Pourtant, nos contemporains n’entrevirent la singularité de cette période de l’après-guerre que lorsque l’économie mondiale glissa dans la récession, et que la croissance fut divisée par deux. À la fin des années soixante, on discutait encore des effets négatifs de la croissance et de l’absurdité de la vie active. Alors, le vieux problème du chômage avait resurgi. En Suisse, toutes les branches n’ont certes pas souffert du ralentissement de la croissance. Les services, par exemple, ont su tirer leur épingle du jeu, contrairement à l’industrie où des dizaines de milliers d’emplois disparurent en l’espace de quelques années. Au sein du secteur des services, l’activité fiduciaire et la révision se sont révélées particulièrement solides. La crise des années septante les a totalement épargnées. La courbe ascendante ne s’est pas infléchie.
Entre 1955 et 1990, ATAG parvint à accroître son produit des activités de services de 3,1 à 325 millions de francs, ce qui correspond à un taux de croissance annuel de 12,6 %. Avec la diversification et la régionalisation, l’entreprise atteignit des dimensions qui auraient été totalement inconcevables en 1945. La période de l’après-guerre transforma la petite société ATAG en une entreprise moyenne avec un solide réseau national et des points d’appui internationaux.
Bien entendu, l’expansion ne démarra pas dès la fin de la Seconde Guerre mondiale. Tout d’abord, il fallut appréhender la nouvelle situation, générée par l’insolvabilité de la Basler Handelsbank en 1945. À court terme, il s’en suivit un affaiblissement de la position d’ATAG, dans la mesure où ses principaux concurrents – STG, Fides et Schweizerische Revisionsgesellschaft – étaient toujours fournis en contrats lucratifs par le canal de leur banque mère. À moyen terme, en revanche, la disparition de la Basler Handelsbank se révéla un atout, car ATAG se voyait désormais dans l’obligation de devenir plus agile et plus innovante. L’entreprise devait se réinventer pour pouvoir continuer à jouer en première ligue.
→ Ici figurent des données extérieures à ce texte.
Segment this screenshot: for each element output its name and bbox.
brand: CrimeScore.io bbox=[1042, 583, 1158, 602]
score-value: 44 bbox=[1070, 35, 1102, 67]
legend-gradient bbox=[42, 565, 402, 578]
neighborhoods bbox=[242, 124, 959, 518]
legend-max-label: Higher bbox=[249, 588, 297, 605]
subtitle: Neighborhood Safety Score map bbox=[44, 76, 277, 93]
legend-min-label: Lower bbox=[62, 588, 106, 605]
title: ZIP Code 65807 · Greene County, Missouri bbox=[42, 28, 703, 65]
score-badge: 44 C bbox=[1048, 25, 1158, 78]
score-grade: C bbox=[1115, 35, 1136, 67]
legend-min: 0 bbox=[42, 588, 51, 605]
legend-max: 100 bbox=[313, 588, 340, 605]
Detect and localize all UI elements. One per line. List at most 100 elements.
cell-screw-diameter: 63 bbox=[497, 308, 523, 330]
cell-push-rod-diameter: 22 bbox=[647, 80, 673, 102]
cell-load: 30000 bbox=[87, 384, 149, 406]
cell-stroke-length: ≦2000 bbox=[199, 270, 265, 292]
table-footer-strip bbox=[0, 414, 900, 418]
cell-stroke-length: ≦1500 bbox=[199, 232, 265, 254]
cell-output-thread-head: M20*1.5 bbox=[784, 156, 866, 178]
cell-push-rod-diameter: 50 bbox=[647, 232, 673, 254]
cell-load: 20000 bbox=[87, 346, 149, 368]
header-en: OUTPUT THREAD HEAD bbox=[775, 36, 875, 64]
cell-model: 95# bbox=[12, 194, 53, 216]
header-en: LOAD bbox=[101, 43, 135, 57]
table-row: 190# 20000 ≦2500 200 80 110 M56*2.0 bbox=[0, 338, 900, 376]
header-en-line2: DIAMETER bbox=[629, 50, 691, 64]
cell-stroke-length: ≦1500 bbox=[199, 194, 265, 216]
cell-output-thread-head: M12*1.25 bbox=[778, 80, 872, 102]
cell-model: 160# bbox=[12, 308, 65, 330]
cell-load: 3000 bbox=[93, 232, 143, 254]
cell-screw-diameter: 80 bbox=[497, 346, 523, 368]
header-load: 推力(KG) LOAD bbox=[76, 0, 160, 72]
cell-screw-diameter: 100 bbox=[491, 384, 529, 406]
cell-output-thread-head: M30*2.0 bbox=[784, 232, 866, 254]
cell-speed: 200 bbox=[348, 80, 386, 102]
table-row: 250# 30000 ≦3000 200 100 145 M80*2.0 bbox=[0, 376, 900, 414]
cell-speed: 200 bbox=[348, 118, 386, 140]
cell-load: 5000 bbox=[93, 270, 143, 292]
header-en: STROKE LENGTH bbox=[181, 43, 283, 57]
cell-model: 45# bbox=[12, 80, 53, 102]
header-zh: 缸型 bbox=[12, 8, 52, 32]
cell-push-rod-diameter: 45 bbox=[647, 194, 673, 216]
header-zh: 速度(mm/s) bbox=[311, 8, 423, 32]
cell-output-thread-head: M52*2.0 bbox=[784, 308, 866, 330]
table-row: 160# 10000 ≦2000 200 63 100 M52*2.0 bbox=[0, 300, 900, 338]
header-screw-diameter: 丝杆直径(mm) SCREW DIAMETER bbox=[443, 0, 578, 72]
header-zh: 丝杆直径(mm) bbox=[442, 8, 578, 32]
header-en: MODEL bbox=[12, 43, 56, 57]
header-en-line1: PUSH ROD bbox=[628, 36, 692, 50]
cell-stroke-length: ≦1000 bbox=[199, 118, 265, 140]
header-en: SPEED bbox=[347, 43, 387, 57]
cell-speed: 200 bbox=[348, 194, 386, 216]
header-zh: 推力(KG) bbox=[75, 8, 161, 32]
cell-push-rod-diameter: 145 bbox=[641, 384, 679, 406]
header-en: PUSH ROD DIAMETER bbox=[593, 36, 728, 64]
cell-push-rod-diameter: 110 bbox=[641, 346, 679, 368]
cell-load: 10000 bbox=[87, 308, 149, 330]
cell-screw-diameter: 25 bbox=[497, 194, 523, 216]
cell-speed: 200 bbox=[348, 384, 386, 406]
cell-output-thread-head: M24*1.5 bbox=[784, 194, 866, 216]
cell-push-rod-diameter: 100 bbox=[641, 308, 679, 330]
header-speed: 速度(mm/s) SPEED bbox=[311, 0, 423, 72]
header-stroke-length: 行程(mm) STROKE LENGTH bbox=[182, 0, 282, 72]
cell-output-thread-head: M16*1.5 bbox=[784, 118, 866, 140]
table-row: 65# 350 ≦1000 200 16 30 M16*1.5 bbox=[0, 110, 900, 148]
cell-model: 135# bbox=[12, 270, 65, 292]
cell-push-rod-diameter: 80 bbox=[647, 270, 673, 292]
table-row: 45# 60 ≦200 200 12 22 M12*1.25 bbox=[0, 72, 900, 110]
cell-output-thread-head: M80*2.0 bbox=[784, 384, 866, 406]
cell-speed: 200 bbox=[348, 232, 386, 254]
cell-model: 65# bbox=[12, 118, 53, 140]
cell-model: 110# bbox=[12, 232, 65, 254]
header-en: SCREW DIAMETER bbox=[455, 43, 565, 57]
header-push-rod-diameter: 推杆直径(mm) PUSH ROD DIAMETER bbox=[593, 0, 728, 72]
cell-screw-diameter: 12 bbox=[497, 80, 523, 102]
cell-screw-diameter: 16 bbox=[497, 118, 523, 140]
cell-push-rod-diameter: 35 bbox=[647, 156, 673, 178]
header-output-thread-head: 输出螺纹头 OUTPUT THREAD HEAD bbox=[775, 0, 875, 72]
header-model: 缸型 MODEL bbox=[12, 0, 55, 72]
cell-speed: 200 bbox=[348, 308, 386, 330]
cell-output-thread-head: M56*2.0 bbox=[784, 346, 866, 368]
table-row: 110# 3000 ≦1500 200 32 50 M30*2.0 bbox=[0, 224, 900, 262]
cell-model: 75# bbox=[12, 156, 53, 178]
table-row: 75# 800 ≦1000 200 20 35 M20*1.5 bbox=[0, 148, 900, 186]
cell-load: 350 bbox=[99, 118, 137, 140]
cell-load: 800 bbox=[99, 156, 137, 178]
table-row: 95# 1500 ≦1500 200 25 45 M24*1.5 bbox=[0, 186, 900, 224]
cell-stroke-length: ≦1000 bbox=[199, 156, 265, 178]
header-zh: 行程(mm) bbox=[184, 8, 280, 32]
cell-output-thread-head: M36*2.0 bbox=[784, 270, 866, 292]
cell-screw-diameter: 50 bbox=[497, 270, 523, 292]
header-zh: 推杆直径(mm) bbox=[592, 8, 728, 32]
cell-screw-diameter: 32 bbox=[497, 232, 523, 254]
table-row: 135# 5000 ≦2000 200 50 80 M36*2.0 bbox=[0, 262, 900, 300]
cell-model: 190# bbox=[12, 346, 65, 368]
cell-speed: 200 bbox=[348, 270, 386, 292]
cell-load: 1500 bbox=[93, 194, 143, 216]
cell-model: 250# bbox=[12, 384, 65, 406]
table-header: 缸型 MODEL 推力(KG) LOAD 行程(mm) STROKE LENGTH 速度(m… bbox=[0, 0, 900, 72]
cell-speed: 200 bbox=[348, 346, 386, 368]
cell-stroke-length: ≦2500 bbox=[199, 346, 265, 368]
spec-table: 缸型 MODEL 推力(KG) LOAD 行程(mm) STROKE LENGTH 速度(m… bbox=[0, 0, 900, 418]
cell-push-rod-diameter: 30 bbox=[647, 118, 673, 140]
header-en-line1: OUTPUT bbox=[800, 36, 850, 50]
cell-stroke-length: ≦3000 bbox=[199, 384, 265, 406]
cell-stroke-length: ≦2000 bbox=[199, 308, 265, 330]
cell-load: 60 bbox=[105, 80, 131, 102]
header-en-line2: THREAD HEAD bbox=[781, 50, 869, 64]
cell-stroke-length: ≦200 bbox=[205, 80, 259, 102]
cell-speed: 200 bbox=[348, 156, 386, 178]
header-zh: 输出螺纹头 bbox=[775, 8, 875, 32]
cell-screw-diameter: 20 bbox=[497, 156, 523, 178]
Pour compenser l’absence de contrats en provenance de l’institution mère, ATAG se recentra sur les petites et moyennes entreprises (PME). À cette époque, il était difficile d’attirer de grandes entreprises comme clientes, dans la mesure où elles faisaient généralement appel à la société fiduciaire de leur banque. Ensuite, ATAG élargit sa palette d’offres. Au milieu des années cinquante, ATAG initia la nouvelle stratégie et commença à développer son secteur « opérations bancaires en tous genres ». Convaincue que « l’offre de services de notre groupe était incomplète sans un organisme de crédit qui lui soit propre », ATAG créa en 1955 sa propre filiale bancaire – Bank- und Finanzinstitut AG – dont le siège fut installé Berne. Avec le recul, on peut dire que cette décision visait à générer une source de revenus non tributaire de la vente d’heures de travail : « Quand le banquier dort, les intérêts courent. » Un an plus tard, « Bankfinanz », comme on l’appelait en interne, ouvrit une filiale à Bâle, puis une autre à Genève et à Zurich. À cela s’ajouta le fonds d’investissement Proinvest, qui devait investir dans l’immobilier et les actions, et dont les certificats étaient vendus par « Bankfinanz ». Le conseil d’administration nota avec satisfaction que la concurrence (STG, Fides et Schweizerische Revisionsgesellschaft) n’était pas en mesure d’effectuer de telles opérations, « car ces activités étaient justement le domaine réservé de leurs sociétés mères, les grandes banques ». ATAG ne se trouvait plus entre les mains d’une banque, mais possédait désormais la sienne.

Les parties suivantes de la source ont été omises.